Wednesday, 15 January 2014

Examining an Ordovician Stromatolite with a tool to look for life on Mars.

The potential of there being life on Mars has been a stalwart of popular fiction for over a century, though to date no signs of actual life have been discovered. Recent discoveries of geological structures on Mars that indicate the presence of large bodies of open water in the early history of the planet. This new understanding of the planet makes the search for evidence of ancient life on Mars a more realistic prospect, though actually finding traces of such life remains a daunting prospect.

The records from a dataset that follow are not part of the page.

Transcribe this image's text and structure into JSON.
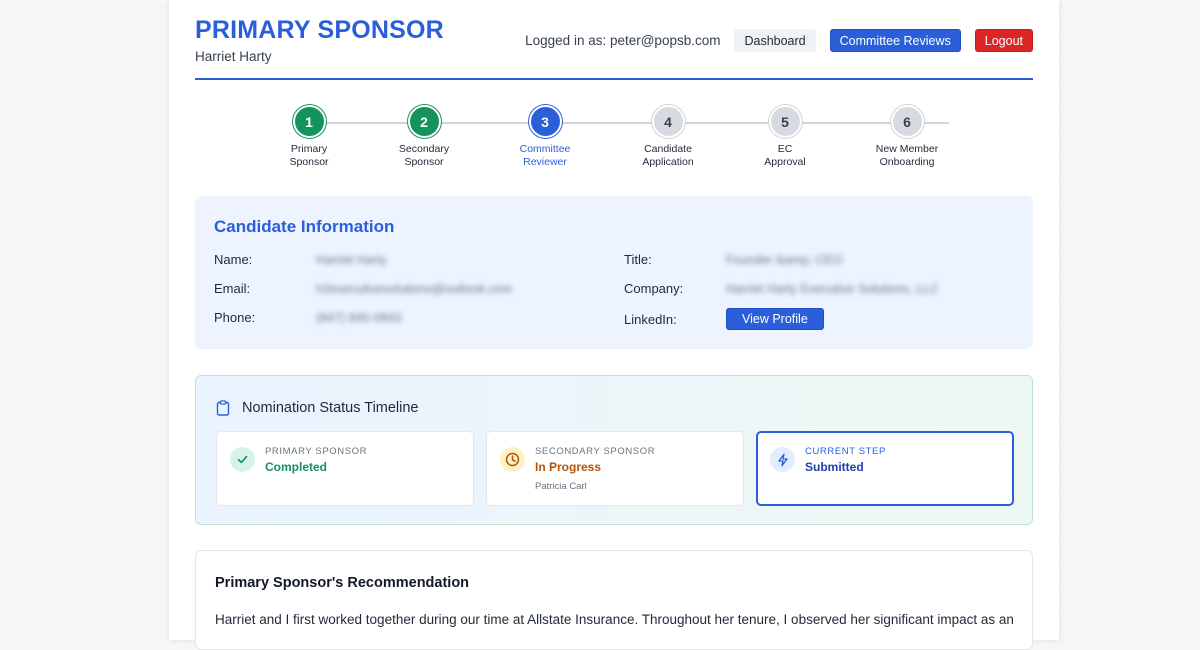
{
  "header": {
    "title": "PRIMARY SPONSOR",
    "subtitle": "Harriet Harty",
    "logged_in": "Logged in as: peter@popsb.com",
    "dashboard_label": "Dashboard",
    "committee_label": "Committee Reviews",
    "logout_label": "Logout"
  },
  "stepper": {
    "steps": [
      {
        "number": "1",
        "line1": "Primary",
        "line2": "Sponsor",
        "state": "done"
      },
      {
        "number": "2",
        "line1": "Secondary",
        "line2": "Sponsor",
        "state": "done"
      },
      {
        "number": "3",
        "line1": "Committee",
        "line2": "Reviewer",
        "state": "current"
      },
      {
        "number": "4",
        "line1": "Candidate",
        "line2": "Application",
        "state": "todo"
      },
      {
        "number": "5",
        "line1": "EC",
        "line2": "Approval",
        "state": "todo"
      },
      {
        "number": "6",
        "line1": "New Member",
        "line2": "Onboarding",
        "state": "todo"
      }
    ]
  },
  "candidate": {
    "title": "Candidate Information",
    "name_label": "Name:",
    "name_value": "Harriet Harty",
    "email_label": "Email:",
    "email_value": "h2executivesolutions@outlook.com",
    "phone_label": "Phone:",
    "phone_value": "(847) 845-0843",
    "title_label": "Title:",
    "title_value": "Founder &amp; CEO",
    "company_label": "Company:",
    "company_value": "Harriet Harty Executive Solutions, LLC",
    "linkedin_label": "LinkedIn:",
    "profile_button": "View Profile"
  },
  "timeline": {
    "title": "Nomination Status Timeline",
    "cards": [
      {
        "caption": "PRIMARY SPONSOR",
        "status": "Completed",
        "person": "",
        "icon": "check-icon"
      },
      {
        "caption": "SECONDARY SPONSOR",
        "status": "In Progress",
        "person": "Patricia Carl",
        "icon": "clock-icon"
      },
      {
        "caption": "CURRENT STEP",
        "status": "Submitted",
        "person": "",
        "icon": "bolt-icon"
      }
    ]
  },
  "recommendation": {
    "title": "Primary Sponsor's Recommendation",
    "body": "Harriet and I first worked together during our time at Allstate Insurance. Throughout her tenure, I observed her significant impact as an"
  },
  "colors": {
    "accent": "#2b5fd9",
    "success": "#14935f",
    "warning": "#b45309",
    "danger": "#dc2626"
  }
}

In a paper published in the journal Astrobiology on 9 September 2013, Alison Olcott Marshall and Craig Marshall of the Department of Geology at the University of Kansas describe the results of an examination of an Ordovician Stromatolite from Gunter Sandstone Member of the Gasconade Dolomite in Reynolds County, Missouri, with a Field Raman Spectrometer, a device similar to those planned for use on the ExoMars planetary mission proposed for launch in 2018.

Stromatolites are thought to be the most ancient macro-fossils (big fossils, things that can be seen in the field rather than by looking at rock samples under a microscope) found on Earth. They are also quite simple in origin, produced by simple microorganisms present early in the history of life on Earth, and of the kind that scientists feel might have also existed on early Mars. Stromatolites are formed by layers of micro-organisms forming biofilms on the surface of sediments in shallow water environments. Typically such films are buried by sediments periodically, with a new biofilm forming on the surface. Over time this builds up to a distinctive structure with layers of organic and inorganic material, a Stromatolite. The earliest Stromatolites appear in the fossil record of Earth about 3.5 billion years ago, and they are still being formed today. Importantly, Stromatolites do not need to be formed by any particular organism, any micro-organism prone to forming biofilms on shallow water sediments can potentially produce a Stromatolite.

Stromatolite from the Gunter Sandstone Member of the Gasconade Dolomite in Reynolds County, Missouri. Olcott Marshall & Marshall (2013).

A Raman Spectroscope is a form of spectroscope that uses back scattering from a laser beam shone on a sample to determine the nature of chemical bonds in a sample, and thereby determine information about its chemistry. The model used by Olcott Marshall & Marshall was a hand held device operated by a bluetooth connection from a laptop computer.

Olcott Marshall & Marshall were able to obtain distinctive signatures for the organic and inorganic layers of the Stromatolite, suggesting that the method would be valid for detecting Stromatolites of similar chemical composition on Mars, without the need to collect samples and return them to Earth for analysis. However they note that the (commercially available) device used in Missouri operated with a laser at a wavelength of 785 nm, whereas the model intended for use on Mars operates at 532 nm, a wavelength chosen for its utility in identifying minerals rather than fossiliferous material, and which may prove to be less in this context.

Representative spectra acquired from a siliceous region of the stromatolite. The band at ca. 464 cm¯¹ in this spectrum is assigned to the vsSi-O-Si symmetric stretching mode (A₁ symmetry mode) of α quartz. Olcott Marshall & Marshall (2013).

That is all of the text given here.